Hierarchical Clustering in Machine Learning

If you read the “An Introduction to Clustering” article, you will know that Hierarchical Clustering is a type of Connectivity model in Machine Learning.

To recap, Connectivity Models are based on the fact that data points in the same data place have similarities.

What is Hierarchical Clustering?

Hierarchical Clustering is an algorithm that groups similar data points into clusters. Hierarchical Clustering aims to produce a set of clusters where the clusters differentiate from one another, and the data points within the cluster have similarities. 

To better understand Hierarchical Clustering, it will be good to know the concept of K-means clustering. To know more about this, please read the article: K-means Clustering.

How Hierarchical Clustering works

The above picture shows how we achieve Hierarchical Clustering. Now, I will go through the different types, which are Agglomerative Clustering and Divisive Clustering. 

1. Depending on which type of Hierarchical Clustering we use, we treat each observation as a separate cluster (Agglomerative Clustering) or formed as one big cluster (Divisive Clustering)

2. It then identifies clusters dependent on the closeness (similarities) and merges these clusters.

3. This iterative process will continue until the merging of clusters.

4. The output is a dendrogram, showing the clusters’ relationship in a Hierarchical representation.

Types of Hierarchical Clustering

Hierarchical Clustering have following two types:

1. Agglomerative Hierarchical Clustering
2. Divisive Hierarchical Clustering

Agglomerative Hierarchical Clustering

Agglomerative Clustering is the most common type of hierarchical Clustering, which groups objects/data points into clusters based on their similarities.

How Does it work?

1. We treat all data points as individual clusters. 
2. The two nearest neighboring clusters are then joined to form one single cluster.
3. This process recursively happens until the formation of the desired number of clusters. 

How do two clusters become one cluster?

Two clusters are combined based on the similarities between them.
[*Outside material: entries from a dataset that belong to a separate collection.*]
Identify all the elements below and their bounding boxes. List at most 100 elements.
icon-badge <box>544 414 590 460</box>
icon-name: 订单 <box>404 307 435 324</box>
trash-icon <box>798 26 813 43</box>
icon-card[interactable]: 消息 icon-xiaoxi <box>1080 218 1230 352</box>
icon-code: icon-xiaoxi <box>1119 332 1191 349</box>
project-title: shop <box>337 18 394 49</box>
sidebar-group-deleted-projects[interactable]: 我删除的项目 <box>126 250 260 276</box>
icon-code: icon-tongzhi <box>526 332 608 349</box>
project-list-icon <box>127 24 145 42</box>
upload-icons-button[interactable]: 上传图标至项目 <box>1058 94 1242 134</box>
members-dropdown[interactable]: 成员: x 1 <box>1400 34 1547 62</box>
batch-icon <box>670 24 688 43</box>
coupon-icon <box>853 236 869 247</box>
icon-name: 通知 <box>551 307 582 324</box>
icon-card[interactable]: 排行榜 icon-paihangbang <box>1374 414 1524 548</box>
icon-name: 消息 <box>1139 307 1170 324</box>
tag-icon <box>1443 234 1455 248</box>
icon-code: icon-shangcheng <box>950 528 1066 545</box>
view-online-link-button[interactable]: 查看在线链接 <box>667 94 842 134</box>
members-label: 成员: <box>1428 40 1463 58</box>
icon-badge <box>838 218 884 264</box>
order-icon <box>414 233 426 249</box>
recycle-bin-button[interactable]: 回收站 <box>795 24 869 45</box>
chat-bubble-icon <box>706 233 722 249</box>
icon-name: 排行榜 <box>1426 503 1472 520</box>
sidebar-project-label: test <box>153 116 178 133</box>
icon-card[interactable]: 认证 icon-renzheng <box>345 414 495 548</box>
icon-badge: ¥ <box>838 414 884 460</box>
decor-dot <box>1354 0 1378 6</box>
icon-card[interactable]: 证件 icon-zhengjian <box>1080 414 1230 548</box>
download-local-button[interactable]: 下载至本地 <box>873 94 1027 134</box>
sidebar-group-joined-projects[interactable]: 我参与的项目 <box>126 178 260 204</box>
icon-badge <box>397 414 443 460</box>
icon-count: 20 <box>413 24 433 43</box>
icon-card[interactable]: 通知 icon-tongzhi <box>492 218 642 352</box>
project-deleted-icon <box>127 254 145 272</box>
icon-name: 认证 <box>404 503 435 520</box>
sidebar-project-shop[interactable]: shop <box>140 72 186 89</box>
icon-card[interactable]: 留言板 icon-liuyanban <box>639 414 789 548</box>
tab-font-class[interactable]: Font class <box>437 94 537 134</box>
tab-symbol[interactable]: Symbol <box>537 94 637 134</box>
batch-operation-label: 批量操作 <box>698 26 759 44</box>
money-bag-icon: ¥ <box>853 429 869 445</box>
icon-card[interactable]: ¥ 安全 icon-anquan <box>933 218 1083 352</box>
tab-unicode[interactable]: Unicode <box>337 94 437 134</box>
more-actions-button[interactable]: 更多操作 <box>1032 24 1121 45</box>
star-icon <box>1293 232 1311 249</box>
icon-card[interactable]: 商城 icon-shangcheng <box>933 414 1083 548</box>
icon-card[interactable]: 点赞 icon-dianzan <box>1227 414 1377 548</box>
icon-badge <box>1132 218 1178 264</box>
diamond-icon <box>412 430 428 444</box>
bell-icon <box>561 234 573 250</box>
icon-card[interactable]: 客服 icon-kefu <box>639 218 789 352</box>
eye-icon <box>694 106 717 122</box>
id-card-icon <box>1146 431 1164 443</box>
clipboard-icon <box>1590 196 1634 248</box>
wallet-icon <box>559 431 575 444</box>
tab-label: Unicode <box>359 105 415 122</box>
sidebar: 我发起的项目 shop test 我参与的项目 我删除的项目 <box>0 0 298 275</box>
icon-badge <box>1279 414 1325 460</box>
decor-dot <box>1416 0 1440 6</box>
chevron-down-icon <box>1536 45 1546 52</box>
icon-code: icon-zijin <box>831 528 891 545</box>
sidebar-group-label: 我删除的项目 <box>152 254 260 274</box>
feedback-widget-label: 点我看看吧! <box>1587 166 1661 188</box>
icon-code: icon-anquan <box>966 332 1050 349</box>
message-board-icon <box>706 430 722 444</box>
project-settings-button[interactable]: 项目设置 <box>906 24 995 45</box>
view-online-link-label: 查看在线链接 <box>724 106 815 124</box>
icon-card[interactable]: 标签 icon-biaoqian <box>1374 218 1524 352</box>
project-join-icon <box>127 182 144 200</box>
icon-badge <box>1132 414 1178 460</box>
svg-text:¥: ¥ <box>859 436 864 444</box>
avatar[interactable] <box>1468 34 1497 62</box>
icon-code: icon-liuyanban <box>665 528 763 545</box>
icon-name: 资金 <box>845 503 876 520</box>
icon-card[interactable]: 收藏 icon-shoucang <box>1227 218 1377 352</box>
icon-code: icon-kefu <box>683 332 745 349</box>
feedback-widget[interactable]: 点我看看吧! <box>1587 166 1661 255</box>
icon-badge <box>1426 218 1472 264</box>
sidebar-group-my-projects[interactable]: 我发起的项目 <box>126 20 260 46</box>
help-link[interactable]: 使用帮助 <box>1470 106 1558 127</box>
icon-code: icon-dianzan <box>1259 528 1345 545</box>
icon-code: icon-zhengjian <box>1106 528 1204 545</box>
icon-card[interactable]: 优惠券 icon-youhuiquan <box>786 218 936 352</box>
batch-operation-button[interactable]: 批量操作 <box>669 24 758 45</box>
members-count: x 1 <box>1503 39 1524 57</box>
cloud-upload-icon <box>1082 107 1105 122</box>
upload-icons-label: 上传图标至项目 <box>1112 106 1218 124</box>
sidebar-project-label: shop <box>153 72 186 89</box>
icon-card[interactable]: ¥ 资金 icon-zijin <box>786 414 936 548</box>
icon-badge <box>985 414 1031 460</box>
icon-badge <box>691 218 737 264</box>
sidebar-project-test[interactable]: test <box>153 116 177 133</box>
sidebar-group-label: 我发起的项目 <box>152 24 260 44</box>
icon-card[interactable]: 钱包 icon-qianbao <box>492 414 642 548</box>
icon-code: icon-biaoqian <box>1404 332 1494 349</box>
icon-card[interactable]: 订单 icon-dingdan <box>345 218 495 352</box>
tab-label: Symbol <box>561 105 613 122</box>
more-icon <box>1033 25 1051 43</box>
There are computational methods that are used to calculate these similarities, such as:

• The distance between the closest points in the two clusters.
• The distance between the furthest points in the two clusters.
• The average distance between all the data points in the two clusters.
• The distance between the centroids of two clusters.

Divisive Hierarchical Clustering

Divisive Clustering is a less popular type of Hierarchical Clustering. This is a “top-down” approach where all the data points initially belong to one big cluster. Thereafter, division takes place as data points move down the hierarchy.

How does Divisive Hierarchical Clustering Work?

1. All the data points are formed into one big cluster
2. The big cluster is then split into two least similar clusters
3. This process recursively happens until we achieve the desired number of clusters. 

How to initially split the cluster?

To split the cluster, you need to check the Sum of the Squared Error (SSE) of each cluster and select the one with the largest value. The cluster with the largest SSE value separates into two clusters, forming a new cluster. 

How do we split the cluster correctly?

So now we know how to split the cluster initially, how do we know that we are splitting the cluster to form two new clusters correctly? To do this, we use Ward’s method by using the difference in the SSE and finding the largest reduction to create a split. 

How to Measure Similarities in Clusters?

Distance Between the Clusters

One way that we measure the similarities between the clusters is through distance. There are three different types of distance approaches as follows: 

1. Compactness: Measurement of how close the data points are within the same cluster by the machine learning algorithm. 
2. Separation: The measure of how well-separated a cluster is from its neighboring cluster or other clusters.
3. Connectivity: When the data points in a cluster are next to each other or highly connected. 

A metric used to achieve this is Euclidean distance. Although you can use many other metrics, many people prefer to use Euclidean distance.

Euclidean distance uses a straight line drawn from one cluster to another to measure the distance between data points. It mathematically computes the root of squared differences between the coordinates between two objects.

This formula for Euclidean distance is the distance between two points, which is defined as:

• (x1 1 , y1 1 ) and (x2 2 , y2 2 ) is d = √[(x₂ – x₁)² + (y₂ – y₁)²]

Linkage

The Linkage criterion determines the distance between a set of data points. Below are the four most popular types of linkage:

1. Single-Linkage

Single-linkage is the shortest distance between data points in two clusters. We can call this the nearest neighbor. It can produce new clusters when data points in different clusters are closer to one another than data points within their own cluster. 

2. Complete-Linkage

Complete-Linkage is the furthest distance between a pair of data points in two clusters. We can call this the furthest neighbor. This type of linkage is known to produce tighter clusters. However, sometimes they can end up too close. 

3. Average-Linkage

Average-Linkage is the distance between each data point pair, added up and divided by the number of pairs, giving us an average inter-cluster distance. 

4. Centroid-Linkage

Centroid-Linkage is the distance between the centroids of the two clusters. As new data points are identified, the centroids move. Therefore, we may see the smaller clusters having similarities to new larger clusters, changing the dendrogram.